Dalam proses sidang adat orang wana tokoh – tokoh adat yang terlibat diantaranya Tau Tua Ada (Kepala adat) yang berperan sebagai hakim dan memiliki fungsi untuk Memimpin dan memutus sidang, selain Tau Tua Ada dalam proses sidang adat juga melibatkan Tau Tua Lipu (Kepala Kampung) yang biasanya membuka proses mogombo ada dan memiliki peran memberikan pertimbangan kepada Tau Tua Ada dalam memutuskan kasus, Tau Tua Ada yang lain juga bisa berperan sebagai penuntut maupun pembela. Dalam struktur peradilan adat Tau Taa Wana juga mengenal istilah Tolea yang berfungsi sebagai penghubung atau orang yang mengantar informasi baik untuk memanggil pelapor ataupun terdakwa sebelum mogombo ada di laksanakan.
Jabatan Tau Tua Ada tidak mengenal periode, mereka diberhentikan atau berhenti jika usia lanjut, sakit dan meninggal. Laki-laki dan perempuan dapat menjadi Tau Tua Ada yang dipilih oleh masyarakat dengan kriteria dianggap mampu, disumpah dan menguasai hukum – hukum adat yang dapat dipelajari melalui Tau Tua Ada sebelumnya, belajar tentang peradilan adat harus melewati ritual yang mereka sebut harus menggunakan kapongo yaitu ritual dengan menggunakan kapur dan pinang.

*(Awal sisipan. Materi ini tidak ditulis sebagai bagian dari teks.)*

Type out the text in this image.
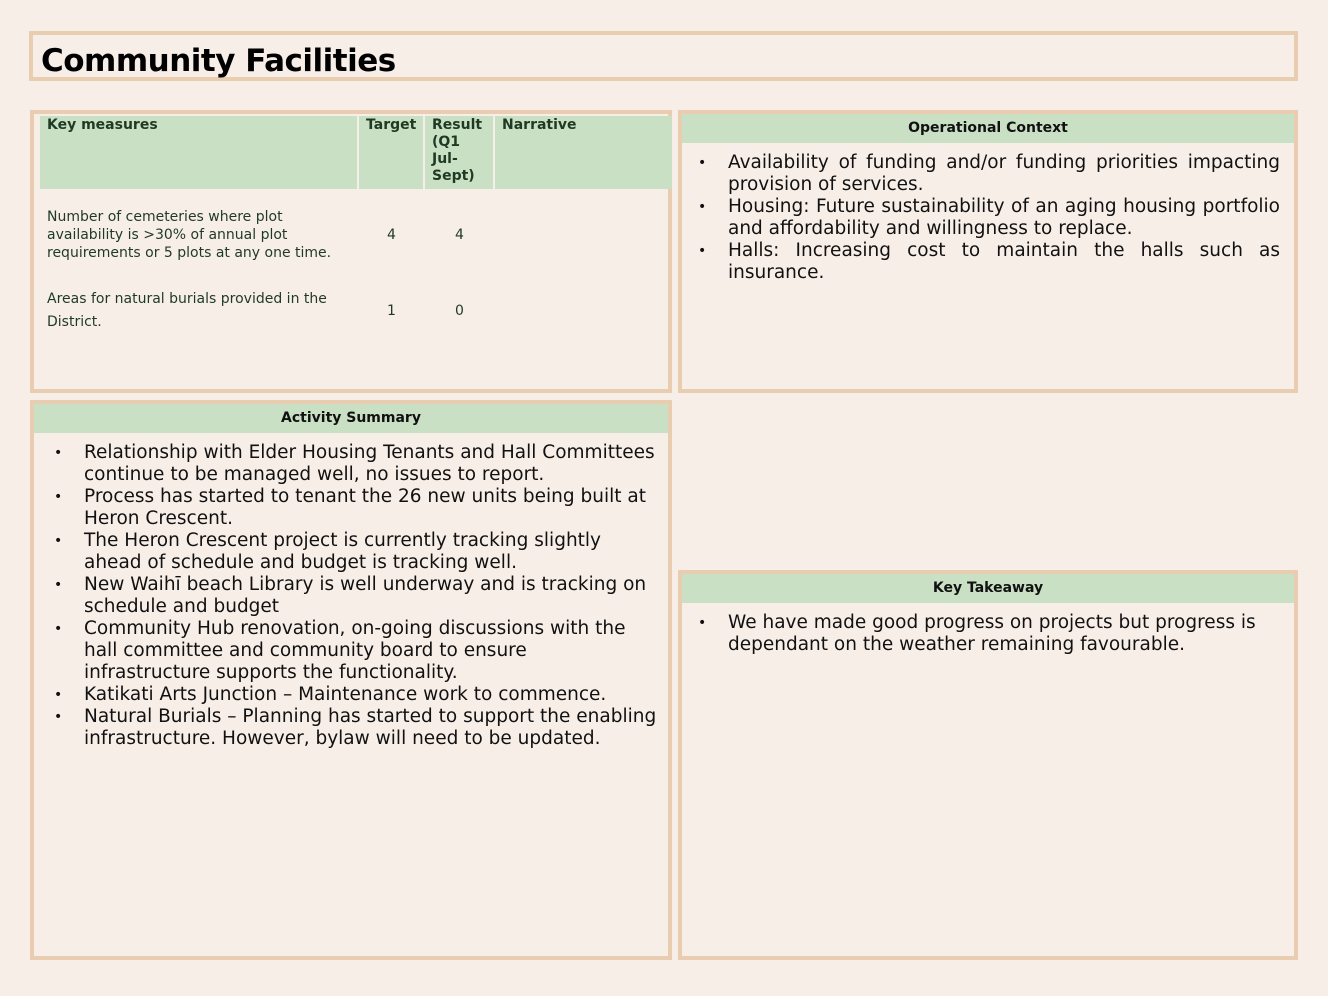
Community Facilities
Key measures	Target	Result (Q1 Jul-Sept)	Narrative
Number of cemeteries where plot availability is >30% of annual plot requirements or 5 plots at any one time.	4	4	
Areas for natural burials provided in the District.	1	0	
Operational Context
• Availability of funding and/or funding priorities impacting provision of services.
• Housing: Future sustainability of an aging housing portfolio and affordability and willingness to replace.
• Halls: Increasing cost to maintain the halls such as insurance.
Activity Summary
• Relationship with Elder Housing Tenants and Hall Committees continue to be managed well, no issues to report.
• Process has started to tenant the 26 new units being built at Heron Crescent.
• The Heron Crescent project is currently tracking slightly ahead of schedule and budget is tracking well.
• New Waihī beach Library is well underway and is tracking on schedule and budget
• Community Hub renovation, on-going discussions with the hall committee and community board to ensure infrastructure supports the functionality.
• Katikati Arts Junction – Maintenance work to commence.
• Natural Burials – Planning has started to support the enabling infrastructure. However, bylaw will need to be updated.
Key Takeaway
• We have made good progress on projects but progress is dependant on the weather remaining favourable.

Pengamatan saya, sidang adat orang wana berlangsung khidmat dan kekeluargaan setiap pelapor dan terlapor tetap diberi kesempatan untuk menjelaskan duduk permasalahan sebelum Tau Tua Ada memberikan hasil putusan. Dalam pelaksanaan mogombo ada, Tau Tua Ada tak memakai baju seragam mereka menggunakan pakaian sehari-hari atau memakai baju yang sedang di pakainya saat itu. Bahkan ketika Tau Tua Ada pulang dari navu (kebun) dan Tau Boros (orang banyak) sudah terkumpul, maka mogombo ada dapat dimulai, bagi yang di putus bersalah harus membayar givu (denda). Setelah proses sidang berakhir semua pihak bersalam – salaman yang berarti semua berdamai dan menghormati putusan mogombo ada.
Orang wana menganut kepercayaaan leluhur atau biasa di sebut halaik, tapi kini sebagian orang wana telah memeluk agama Islam dan Kristen. Walaupun demikian, orang wana tetap menjalankan mogombo ada. Dodi, Tau Tua Lipu Vananga Bulang menyatakan, seluruh masyarakat baik orang wana maupun pendatang yang tinggal di Lipu Vananga Bulang tetap harus mematuhi hukum dan peraturan adat yang berlaku di tanah adat wana tersebut. Karena di yakini ketika hasil putusan mogombo ada tidak di patuhi maka akan terjadi musibah, yang mereka sebut dengan katula.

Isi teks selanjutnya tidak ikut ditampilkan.